West Lake, with its utterly inauthentic, Disney-ified good looks, makes Hangzhou pretty. But stuff like epic, centuries-old carvings of Buddha (and the twelve apostles?! or something) on the side of a cliff is what makes Hangzhou really cool. The rolling tea-covered hills just outside the city don’t hurt, either. I can’t wait to go back in spring sometime, when the villagers fry tea on the street and everything is blooming.

Verdict: Hangzhou is definitely worth a visit, even if you find Dragonwell tea yoǔ diaň cù (a little bitter).

Next time: Shenzhen (I swear I had good reason to spend a week there, because miracles do happen!)

Hangzhou Trip Part 1: Leifeng Pagoda and White Snake, or: How Ancient Chinese Sorcery is Counter-Revolutionary, Comrade

19 Mar

West Lake is what makes Hangzhou famous. That, and Dragonwell tea, of course. There are many folktales about West Lake, hyped to glorify the overglutted regional tourist industry, to be sure, but one in particular caught my attention–that of White Snake.

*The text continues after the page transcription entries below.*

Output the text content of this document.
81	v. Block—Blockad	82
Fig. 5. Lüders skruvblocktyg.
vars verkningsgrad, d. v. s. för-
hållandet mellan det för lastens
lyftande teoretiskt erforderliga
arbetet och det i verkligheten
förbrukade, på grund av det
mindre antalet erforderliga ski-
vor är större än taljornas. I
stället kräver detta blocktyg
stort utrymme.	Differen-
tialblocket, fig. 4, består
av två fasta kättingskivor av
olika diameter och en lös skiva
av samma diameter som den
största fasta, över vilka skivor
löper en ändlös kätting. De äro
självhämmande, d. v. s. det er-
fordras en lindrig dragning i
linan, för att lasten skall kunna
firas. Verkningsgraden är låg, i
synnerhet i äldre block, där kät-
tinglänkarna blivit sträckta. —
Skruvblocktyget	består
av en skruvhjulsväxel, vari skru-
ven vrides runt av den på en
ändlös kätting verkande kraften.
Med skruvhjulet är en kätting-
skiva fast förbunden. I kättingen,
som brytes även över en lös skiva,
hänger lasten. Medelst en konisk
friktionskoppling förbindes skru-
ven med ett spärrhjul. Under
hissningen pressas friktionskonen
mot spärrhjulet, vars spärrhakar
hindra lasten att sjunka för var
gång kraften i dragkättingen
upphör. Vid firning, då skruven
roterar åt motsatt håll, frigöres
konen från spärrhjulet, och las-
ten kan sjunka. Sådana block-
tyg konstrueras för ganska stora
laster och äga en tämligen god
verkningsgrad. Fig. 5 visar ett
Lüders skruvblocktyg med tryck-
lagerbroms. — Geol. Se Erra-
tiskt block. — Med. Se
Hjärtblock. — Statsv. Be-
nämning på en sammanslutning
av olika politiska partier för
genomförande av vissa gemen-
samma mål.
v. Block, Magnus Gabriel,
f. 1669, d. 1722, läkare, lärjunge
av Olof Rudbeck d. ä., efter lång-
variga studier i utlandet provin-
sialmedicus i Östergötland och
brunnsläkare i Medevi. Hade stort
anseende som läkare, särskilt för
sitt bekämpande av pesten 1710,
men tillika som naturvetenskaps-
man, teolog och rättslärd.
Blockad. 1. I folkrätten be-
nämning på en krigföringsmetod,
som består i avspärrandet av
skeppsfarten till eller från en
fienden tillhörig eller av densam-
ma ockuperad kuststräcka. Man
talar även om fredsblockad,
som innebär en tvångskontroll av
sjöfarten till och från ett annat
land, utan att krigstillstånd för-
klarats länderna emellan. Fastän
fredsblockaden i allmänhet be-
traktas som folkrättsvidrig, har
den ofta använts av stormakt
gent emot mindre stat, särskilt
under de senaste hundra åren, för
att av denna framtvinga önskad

According to legend, White Snake was a spirit who fell in love with a human man. She transformed herself, as spirits can, into a beautiful woman and they married. They started a pharmacy together (China has been civilized for WAY too long, that there are pharmacies in folklore, by the way) and did a bustling trade in traditional remedies. Every version I’ve read is careful to note that these were kind-hearted people’; if villagers were too poor to purchase their medicines, they would give them away free of charge.

That’s when Fa Hai, a meddling monk-slash-sorcerer, stepped in. During Dragon Boat Festival one year, he told the husband that the woman he’d married was really a spirit. White Snake at this time had weak magic because she was pregnant, and also because villagers were performing many rituals to drive away spirits–a common theme of Chinese holidays.

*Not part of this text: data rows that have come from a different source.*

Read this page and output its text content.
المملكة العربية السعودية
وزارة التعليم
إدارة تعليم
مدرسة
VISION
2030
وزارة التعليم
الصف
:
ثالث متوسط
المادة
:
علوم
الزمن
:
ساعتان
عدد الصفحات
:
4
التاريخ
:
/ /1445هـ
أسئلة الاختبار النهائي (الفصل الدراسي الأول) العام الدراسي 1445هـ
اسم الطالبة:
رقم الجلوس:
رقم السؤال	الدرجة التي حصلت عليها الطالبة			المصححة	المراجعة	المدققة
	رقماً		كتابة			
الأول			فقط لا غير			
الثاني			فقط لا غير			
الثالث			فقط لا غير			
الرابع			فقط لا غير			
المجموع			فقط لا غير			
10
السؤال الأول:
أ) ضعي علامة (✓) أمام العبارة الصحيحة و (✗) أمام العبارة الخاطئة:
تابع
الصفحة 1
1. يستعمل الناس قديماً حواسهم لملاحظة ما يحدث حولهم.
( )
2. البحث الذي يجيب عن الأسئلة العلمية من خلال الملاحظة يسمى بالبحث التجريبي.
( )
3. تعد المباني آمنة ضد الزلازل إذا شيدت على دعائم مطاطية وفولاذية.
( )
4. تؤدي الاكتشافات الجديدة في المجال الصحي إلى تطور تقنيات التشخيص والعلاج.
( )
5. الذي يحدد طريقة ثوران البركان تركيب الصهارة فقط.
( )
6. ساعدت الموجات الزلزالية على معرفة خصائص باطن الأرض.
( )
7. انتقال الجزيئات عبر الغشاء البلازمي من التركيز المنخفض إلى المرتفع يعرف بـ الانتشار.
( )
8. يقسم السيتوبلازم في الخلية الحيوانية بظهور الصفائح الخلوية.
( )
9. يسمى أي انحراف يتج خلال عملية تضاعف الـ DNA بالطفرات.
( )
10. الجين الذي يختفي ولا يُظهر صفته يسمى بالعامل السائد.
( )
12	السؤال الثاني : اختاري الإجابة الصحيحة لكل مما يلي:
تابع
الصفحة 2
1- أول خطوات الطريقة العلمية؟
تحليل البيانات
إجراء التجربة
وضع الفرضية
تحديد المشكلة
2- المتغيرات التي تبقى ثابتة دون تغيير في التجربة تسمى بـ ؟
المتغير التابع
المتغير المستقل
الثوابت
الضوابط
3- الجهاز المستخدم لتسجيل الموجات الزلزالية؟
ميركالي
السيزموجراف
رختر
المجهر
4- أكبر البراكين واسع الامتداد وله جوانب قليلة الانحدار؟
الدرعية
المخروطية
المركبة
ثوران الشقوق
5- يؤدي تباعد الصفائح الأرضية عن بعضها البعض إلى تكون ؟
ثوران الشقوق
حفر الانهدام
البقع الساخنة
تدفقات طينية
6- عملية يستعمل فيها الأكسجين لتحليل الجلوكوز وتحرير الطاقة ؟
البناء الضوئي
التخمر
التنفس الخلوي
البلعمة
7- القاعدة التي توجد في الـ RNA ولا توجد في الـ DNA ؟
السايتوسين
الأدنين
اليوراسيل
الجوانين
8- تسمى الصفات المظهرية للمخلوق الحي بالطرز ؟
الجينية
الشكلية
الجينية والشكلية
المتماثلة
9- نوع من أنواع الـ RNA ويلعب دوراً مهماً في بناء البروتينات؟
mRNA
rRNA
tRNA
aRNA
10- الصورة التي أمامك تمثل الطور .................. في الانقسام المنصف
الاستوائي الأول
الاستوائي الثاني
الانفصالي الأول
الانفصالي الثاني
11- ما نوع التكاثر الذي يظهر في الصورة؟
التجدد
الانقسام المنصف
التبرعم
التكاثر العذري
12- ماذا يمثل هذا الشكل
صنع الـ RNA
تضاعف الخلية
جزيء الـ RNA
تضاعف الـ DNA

Various misadventures and miscommunications ensued, and despite White Snake’s best efforts to prove her true love and devotion, her husband left. When the time came for her to give birth, he returned to visit their son with a gift from Fa Hai–a hat. But these things are never quite what they seem, and the hat turned out to be magic. It swallowed White Snake up and trapped her inside. When Fa Hai got a hold of her, he imprisoned her within the stones of Lei Feng Pagoda.

Here, again, the story depends on who’s doing the telling. Does the White Snake ever escape, or is she bound for eternity? Does her sister, Green Snake, defeat Fa Hai? Does her son rescue her, or does he die of old age before she can be reunited with him? Frustratingly, they never seem to mention if her husband forgives her for her deception.

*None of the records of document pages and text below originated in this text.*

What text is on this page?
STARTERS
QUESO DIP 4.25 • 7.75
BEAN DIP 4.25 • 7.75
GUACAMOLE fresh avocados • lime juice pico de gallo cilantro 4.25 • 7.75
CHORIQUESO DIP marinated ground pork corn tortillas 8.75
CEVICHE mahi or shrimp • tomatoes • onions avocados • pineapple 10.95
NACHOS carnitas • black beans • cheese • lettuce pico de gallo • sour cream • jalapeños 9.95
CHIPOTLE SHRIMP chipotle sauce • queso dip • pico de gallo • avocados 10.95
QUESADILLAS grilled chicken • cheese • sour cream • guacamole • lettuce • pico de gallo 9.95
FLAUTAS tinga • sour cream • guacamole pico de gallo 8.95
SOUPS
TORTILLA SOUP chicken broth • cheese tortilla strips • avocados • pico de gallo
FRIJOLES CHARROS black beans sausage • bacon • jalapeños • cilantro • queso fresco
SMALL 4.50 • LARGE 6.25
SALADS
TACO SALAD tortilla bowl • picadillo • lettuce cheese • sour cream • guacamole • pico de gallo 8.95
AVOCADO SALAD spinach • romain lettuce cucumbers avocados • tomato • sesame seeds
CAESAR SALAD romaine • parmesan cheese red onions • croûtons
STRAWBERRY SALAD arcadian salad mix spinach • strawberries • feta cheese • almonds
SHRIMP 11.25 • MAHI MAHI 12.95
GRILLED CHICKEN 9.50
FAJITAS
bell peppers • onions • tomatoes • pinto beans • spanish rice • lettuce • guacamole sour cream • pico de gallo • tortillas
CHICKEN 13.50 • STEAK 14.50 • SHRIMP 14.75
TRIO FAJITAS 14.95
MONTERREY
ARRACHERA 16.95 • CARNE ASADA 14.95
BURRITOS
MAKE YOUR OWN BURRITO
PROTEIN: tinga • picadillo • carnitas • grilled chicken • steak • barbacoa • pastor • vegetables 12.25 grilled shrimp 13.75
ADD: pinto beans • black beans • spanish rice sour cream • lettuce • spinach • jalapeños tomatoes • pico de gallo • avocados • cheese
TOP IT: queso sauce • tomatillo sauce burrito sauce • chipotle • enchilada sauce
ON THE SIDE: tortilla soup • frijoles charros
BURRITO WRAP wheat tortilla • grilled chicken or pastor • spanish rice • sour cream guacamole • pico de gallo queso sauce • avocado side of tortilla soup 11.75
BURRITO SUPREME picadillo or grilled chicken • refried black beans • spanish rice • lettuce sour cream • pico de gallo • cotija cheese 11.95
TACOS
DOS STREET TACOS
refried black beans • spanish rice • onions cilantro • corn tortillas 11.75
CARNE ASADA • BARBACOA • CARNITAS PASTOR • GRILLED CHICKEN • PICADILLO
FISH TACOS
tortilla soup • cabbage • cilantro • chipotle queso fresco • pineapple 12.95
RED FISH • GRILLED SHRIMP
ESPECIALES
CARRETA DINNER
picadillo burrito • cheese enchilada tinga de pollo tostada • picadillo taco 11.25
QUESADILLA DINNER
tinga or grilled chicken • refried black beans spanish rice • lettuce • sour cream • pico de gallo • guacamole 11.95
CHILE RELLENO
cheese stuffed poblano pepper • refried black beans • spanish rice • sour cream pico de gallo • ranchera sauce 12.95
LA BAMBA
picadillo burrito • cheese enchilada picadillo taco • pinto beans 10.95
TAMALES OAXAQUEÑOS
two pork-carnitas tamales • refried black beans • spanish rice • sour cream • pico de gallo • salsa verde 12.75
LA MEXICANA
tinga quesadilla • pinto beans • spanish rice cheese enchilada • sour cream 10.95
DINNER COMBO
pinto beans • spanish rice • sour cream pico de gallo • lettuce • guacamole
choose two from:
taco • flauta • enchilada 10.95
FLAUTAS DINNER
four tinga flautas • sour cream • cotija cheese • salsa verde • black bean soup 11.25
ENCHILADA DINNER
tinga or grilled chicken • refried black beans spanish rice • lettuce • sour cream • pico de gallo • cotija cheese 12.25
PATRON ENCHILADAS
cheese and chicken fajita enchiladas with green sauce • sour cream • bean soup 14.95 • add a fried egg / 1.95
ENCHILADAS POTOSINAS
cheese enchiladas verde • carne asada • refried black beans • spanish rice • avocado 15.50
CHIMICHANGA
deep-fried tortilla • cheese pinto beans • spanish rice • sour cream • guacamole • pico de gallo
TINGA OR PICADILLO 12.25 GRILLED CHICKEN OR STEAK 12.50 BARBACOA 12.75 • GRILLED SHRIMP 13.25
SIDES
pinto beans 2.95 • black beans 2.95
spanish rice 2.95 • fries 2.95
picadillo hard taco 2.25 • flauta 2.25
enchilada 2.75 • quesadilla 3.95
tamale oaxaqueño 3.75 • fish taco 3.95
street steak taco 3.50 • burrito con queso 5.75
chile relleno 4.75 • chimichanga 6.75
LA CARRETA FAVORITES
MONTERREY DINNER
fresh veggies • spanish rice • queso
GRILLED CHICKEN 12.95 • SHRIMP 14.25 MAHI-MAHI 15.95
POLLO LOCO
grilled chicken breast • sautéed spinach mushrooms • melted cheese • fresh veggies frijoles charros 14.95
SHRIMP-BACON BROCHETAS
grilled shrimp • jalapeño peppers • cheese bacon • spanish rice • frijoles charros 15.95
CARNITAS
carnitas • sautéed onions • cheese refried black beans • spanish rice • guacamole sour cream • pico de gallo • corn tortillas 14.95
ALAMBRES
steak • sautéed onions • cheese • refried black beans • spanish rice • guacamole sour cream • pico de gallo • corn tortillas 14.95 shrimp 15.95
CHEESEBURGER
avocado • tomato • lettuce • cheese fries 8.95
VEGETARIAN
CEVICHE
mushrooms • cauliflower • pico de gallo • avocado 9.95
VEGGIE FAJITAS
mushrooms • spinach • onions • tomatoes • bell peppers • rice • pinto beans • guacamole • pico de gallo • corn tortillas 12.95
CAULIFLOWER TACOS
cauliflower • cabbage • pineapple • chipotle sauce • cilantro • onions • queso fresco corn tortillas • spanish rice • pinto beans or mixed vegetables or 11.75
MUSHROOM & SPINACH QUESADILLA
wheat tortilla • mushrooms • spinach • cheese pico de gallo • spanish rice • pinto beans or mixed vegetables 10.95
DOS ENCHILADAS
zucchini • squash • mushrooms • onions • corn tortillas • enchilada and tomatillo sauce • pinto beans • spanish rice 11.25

We’re left with nothing but questions. Can a white snake become a woman?

Does love transcend mortality?

Probably because of White Snake’s association with medicine, villagers came to believe that bricks from the pagoda in which she was supposedly imprisoned had the power to repel illness or prevent miscarriage. Many people stole bricks to grind into powder for remedies, until finally the structure became unsound and collapsed. Lei Feng Pagoda, built by aristocrats, was a symbol of the Chinese empire which, symbolically enough, crumbled to pieces in the early 20th century. It’s possible that “White Snake” became “White Lady” (her alternate title) during this time, in the consciousness of the People–Lei Feng Pagoda was no longer protecting them from a rogue spirit, but imprisoning an innocent commoner who’d lost everything for love.

I think if I write any story directly inspired by China, it’ll involve White Snake. I love the image of a spirit imprisoned in a tower–not a woman trapped inside, awaiting rescue, but a magical presence bound to the very rocks of the place, looking out over a lake and waiting for the human construction to crumble before the ravages of time.

I think my White Snake wouldn’t mind waiting. But when she gets out, she’ll be having words with Fa Hai the sorcerer.

I think that kid's studying either Potions or Herbology. Man, Hogwarts would TOTALLY have a study abroad program in Hangzhou.

Is that glow Fa Hai's protection spell, or tacky neon tourist lighting? You be the judge.